Being part of Task-Force Holloman has been more than fulfilling. I’m getting to see first-hand how amazing our Airmen are, and far we all are willing to go to ensure that the Afghan evacuees here are cared for.

After the first plane arrived on Aug. 31, 2021, I’ve gone back to Aman Omid Village, a temporary home for the evacuees, as many times as possible. It’s not to just document history in the making, but to interact with the people and make them feel welcome.

The children there are eager to grab any unsuspecting passerby in uniform and drag them into a fun game of soccer or volleyball.  It would be an outright lie if I said this wasn’t my favorite part of my time here.

Their laughs and carefree attitude are second to none, but seeing their parents watch with a tranquil smile only adds to the euphoria and realness of the situation at hand.

They are all here to better themselves, their children, and future generations. They’re here to be safe and cared for.

They’re here to live.

Sometimes the parents say thank you in either perfect or broken English, or with the simple gesture of a smile and a head nod.

One of the interpreters who I’ve become good friends with told me that he hears it all the time from them, that they are eternally and genuinely thankful to all of us.

They may not know how to say it, but they always find a way to show it.

One night while helping out at the dining facility in Aman Omid Village, I was tasked to separate the people into two lines to get their food.

I walked back and forth in between the two lines, talking with those who understood English and communicating through gestures with those who didn’t. The lines were understandably long, and sometimes kids get cranky when they’re hungry and have to wait for food.

To be fair, I’m 31 and still get 'hangry.'

To pass the time, I ask the kids if they like ja-dew, or magic. Many of them understand my terrible attempt at their language and start to grin, nodding their heads in excitement.
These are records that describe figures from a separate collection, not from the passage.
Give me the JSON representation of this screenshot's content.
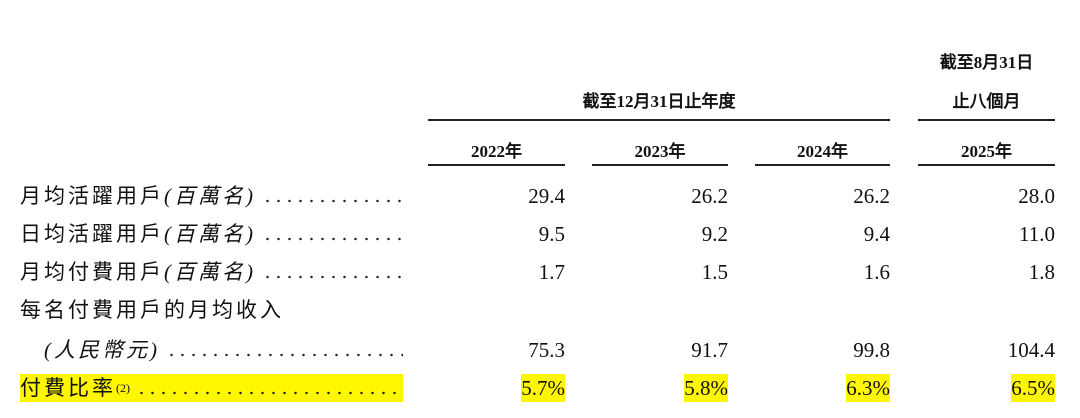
{
  "header": {
    "group_label": "截至12月31日止年度",
    "period_label_line1": "截至8月31日",
    "period_label_line2": "止八個月",
    "years": [
      "2022年",
      "2023年",
      "2024年",
      "2025年"
    ]
  },
  "table": {
    "rows": [
      {
        "label": "月均活躍用戶",
        "unit": "(百萬名)",
        "values": [
          "29.4",
          "26.2",
          "26.2",
          "28.0"
        ]
      },
      {
        "label": "日均活躍用戶",
        "unit": "(百萬名)",
        "values": [
          "9.5",
          "9.2",
          "9.4",
          "11.0"
        ]
      },
      {
        "label": "月均付費用戶",
        "unit": "(百萬名)",
        "values": [
          "1.7",
          "1.5",
          "1.6",
          "1.8"
        ]
      },
      {
        "label": "每名付費用戶的月均收入",
        "unit": "(人民幣元)",
        "values": [
          "75.3",
          "91.7",
          "99.8",
          "104.4"
        ]
      },
      {
        "label": "付費比率",
        "footnote": "(2)",
        "values": [
          "5.7%",
          "5.8%",
          "6.3%",
          "6.5%"
        ],
        "highlighted": true
      }
    ]
  }
}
I do a simple trick where I take my thumb off, and watch as their eyes grow in disbelief. Some of them know the trick and laugh, but others utter a word under their breath, staring at the seemingly impossible black magic that they just witnessed. I return my thumb back to its original place, and they want to see it again.
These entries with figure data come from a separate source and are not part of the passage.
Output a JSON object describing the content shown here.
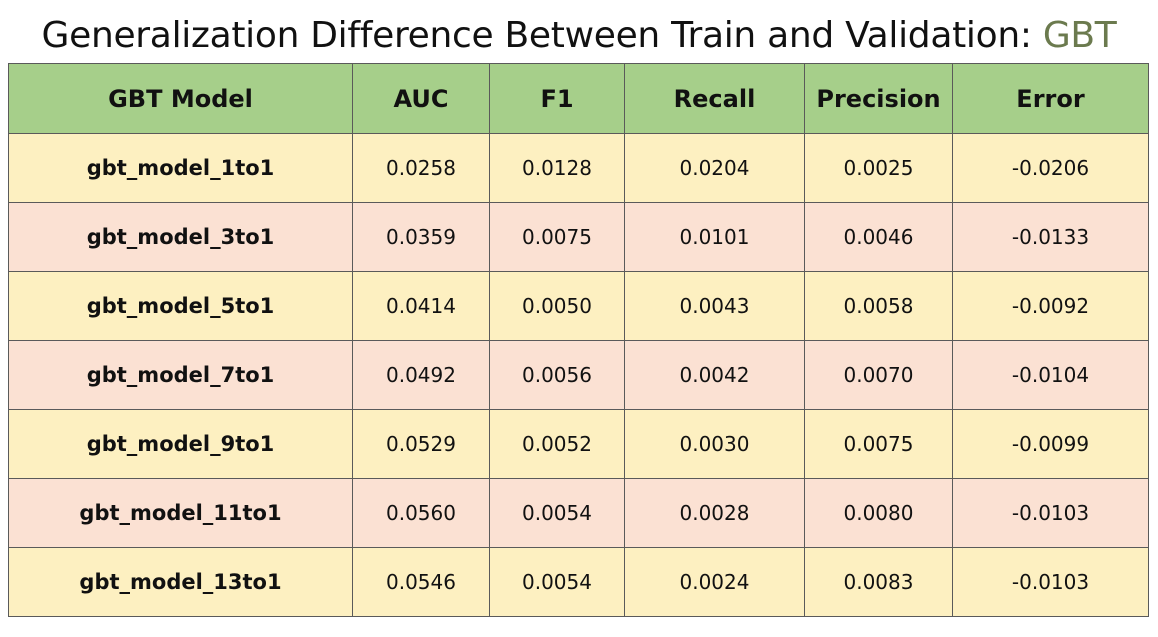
{
  "title": {
    "prefix": "Generalization Difference Between Train and Validation: ",
    "accent": "GBT"
  },
  "colors": {
    "header_bg": "#a6cf8a",
    "row_odd_bg": "#fdf0c1",
    "row_even_bg": "#fbe1d3",
    "accent_text": "#6b7a4e"
  },
  "table": {
    "headers": [
      "GBT Model",
      "AUC",
      "F1",
      "Recall",
      "Precision",
      "Error"
    ],
    "rows": [
      [
        "gbt_model_1to1",
        "0.0258",
        "0.0128",
        "0.0204",
        "0.0025",
        "-0.0206"
      ],
      [
        "gbt_model_3to1",
        "0.0359",
        "0.0075",
        "0.0101",
        "0.0046",
        "-0.0133"
      ],
      [
        "gbt_model_5to1",
        "0.0414",
        "0.0050",
        "0.0043",
        "0.0058",
        "-0.0092"
      ],
      [
        "gbt_model_7to1",
        "0.0492",
        "0.0056",
        "0.0042",
        "0.0070",
        "-0.0104"
      ],
      [
        "gbt_model_9to1",
        "0.0529",
        "0.0052",
        "0.0030",
        "0.0075",
        "-0.0099"
      ],
      [
        "gbt_model_11to1",
        "0.0560",
        "0.0054",
        "0.0028",
        "0.0080",
        "-0.0103"
      ],
      [
        "gbt_model_13to1",
        "0.0546",
        "0.0054",
        "0.0024",
        "0.0083",
        "-0.0103"
      ]
    ]
  }
}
Even some of the parents get tricked by my sorcery! Their head snaps back as they almost jump away from me, and their disbelief in what they just witnessed quickly turns to disbelief in themselves for falling for such a childish illusion. They laugh, long and hard at themselves, and I usually end up showing them how to do the trick. Like a child with a new toy, they spend the rest of their time in line practicing the trick, with light seemingly emanating from their eyes as they correctly perform it.
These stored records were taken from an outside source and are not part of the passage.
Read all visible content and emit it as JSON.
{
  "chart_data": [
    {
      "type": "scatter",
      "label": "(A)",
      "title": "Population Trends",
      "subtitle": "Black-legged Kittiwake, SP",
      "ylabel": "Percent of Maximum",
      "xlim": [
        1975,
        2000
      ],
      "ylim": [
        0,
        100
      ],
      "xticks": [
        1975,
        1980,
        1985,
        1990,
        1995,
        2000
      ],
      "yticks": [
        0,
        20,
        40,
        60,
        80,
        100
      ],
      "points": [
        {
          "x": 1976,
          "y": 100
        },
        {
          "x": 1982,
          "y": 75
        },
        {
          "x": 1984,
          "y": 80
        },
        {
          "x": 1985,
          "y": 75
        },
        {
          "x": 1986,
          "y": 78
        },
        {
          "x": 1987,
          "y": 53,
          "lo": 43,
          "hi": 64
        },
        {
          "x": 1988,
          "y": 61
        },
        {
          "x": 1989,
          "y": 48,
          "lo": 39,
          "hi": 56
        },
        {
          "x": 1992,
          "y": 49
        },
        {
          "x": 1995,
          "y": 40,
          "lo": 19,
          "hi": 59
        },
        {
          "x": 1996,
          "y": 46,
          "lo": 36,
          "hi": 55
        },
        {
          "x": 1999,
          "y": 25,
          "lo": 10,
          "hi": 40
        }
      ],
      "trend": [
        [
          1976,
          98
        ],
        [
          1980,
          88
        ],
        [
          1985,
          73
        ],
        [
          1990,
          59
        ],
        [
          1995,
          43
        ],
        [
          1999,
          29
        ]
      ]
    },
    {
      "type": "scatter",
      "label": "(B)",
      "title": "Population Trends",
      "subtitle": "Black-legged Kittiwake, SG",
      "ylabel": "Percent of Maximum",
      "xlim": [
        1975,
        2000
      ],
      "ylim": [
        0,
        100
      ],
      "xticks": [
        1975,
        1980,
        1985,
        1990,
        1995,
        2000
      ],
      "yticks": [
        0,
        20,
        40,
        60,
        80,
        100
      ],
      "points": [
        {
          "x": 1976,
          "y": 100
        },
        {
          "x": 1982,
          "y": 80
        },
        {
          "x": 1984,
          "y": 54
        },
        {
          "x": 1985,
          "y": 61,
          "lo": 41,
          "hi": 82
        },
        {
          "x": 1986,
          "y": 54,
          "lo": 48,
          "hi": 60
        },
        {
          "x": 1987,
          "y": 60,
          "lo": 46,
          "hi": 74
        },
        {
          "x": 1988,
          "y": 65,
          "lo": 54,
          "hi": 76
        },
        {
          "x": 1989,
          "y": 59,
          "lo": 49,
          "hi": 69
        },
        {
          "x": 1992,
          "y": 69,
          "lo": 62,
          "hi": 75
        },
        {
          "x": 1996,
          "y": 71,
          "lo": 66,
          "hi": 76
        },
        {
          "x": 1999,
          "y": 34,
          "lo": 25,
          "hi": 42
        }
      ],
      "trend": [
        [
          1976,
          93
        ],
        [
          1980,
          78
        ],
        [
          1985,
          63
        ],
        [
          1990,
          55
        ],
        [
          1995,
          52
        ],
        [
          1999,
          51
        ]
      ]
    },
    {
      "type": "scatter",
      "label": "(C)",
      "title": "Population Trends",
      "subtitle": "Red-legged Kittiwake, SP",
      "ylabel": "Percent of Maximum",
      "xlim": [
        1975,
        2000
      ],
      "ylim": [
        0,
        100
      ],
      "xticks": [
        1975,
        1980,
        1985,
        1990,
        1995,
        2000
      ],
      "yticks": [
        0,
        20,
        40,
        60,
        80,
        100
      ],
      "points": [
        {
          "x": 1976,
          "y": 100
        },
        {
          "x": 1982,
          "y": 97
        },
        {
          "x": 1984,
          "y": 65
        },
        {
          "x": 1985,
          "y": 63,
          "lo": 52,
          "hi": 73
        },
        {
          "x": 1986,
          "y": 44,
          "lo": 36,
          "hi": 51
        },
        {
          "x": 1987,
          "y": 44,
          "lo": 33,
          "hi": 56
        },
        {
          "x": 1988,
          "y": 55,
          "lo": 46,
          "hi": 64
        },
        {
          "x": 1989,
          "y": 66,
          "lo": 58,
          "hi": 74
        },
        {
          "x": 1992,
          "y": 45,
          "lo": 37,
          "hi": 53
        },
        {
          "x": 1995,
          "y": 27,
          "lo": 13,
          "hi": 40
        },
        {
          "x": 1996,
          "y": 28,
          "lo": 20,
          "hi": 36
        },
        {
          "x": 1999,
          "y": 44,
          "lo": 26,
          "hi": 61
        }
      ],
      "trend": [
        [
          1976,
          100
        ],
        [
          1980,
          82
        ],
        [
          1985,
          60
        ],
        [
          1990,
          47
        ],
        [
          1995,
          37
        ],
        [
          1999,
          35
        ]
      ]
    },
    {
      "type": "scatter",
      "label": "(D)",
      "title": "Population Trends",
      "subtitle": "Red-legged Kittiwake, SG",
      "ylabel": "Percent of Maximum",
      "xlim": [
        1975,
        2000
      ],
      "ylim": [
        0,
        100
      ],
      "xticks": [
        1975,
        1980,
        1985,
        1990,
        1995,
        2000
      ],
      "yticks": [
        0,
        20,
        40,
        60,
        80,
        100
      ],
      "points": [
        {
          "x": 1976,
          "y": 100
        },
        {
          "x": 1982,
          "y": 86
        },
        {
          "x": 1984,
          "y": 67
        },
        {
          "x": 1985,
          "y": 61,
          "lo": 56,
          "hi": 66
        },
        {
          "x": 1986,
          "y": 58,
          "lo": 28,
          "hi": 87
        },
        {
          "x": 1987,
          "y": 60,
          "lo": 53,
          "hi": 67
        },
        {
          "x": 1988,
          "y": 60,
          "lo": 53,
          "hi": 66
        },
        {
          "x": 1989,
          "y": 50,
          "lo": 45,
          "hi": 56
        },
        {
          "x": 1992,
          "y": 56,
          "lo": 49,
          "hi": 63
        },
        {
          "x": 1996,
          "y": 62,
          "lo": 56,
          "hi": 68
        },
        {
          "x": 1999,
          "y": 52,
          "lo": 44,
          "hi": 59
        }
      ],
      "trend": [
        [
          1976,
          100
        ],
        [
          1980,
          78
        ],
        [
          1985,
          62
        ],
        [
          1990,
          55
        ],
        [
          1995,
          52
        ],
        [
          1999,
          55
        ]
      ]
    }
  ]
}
After a few days of playing magician, I learned that my name to them was no longer Boyton but Ja-dew Gur, meaning sorcerer or magician. It’s a name that I’ll never forget.

Thankfully, I’m not the only Airman here interacting with the evacuees. Every time I turn a corner, I see another Airman making them feel at home and feel welcomed.

We’re not just taking care of the evacuees, we’re also taking care of ourselves. The genuine kindness, laughter, and love that everyone here shares isn’t just for show, it’s chicken soup for our hearts and souls.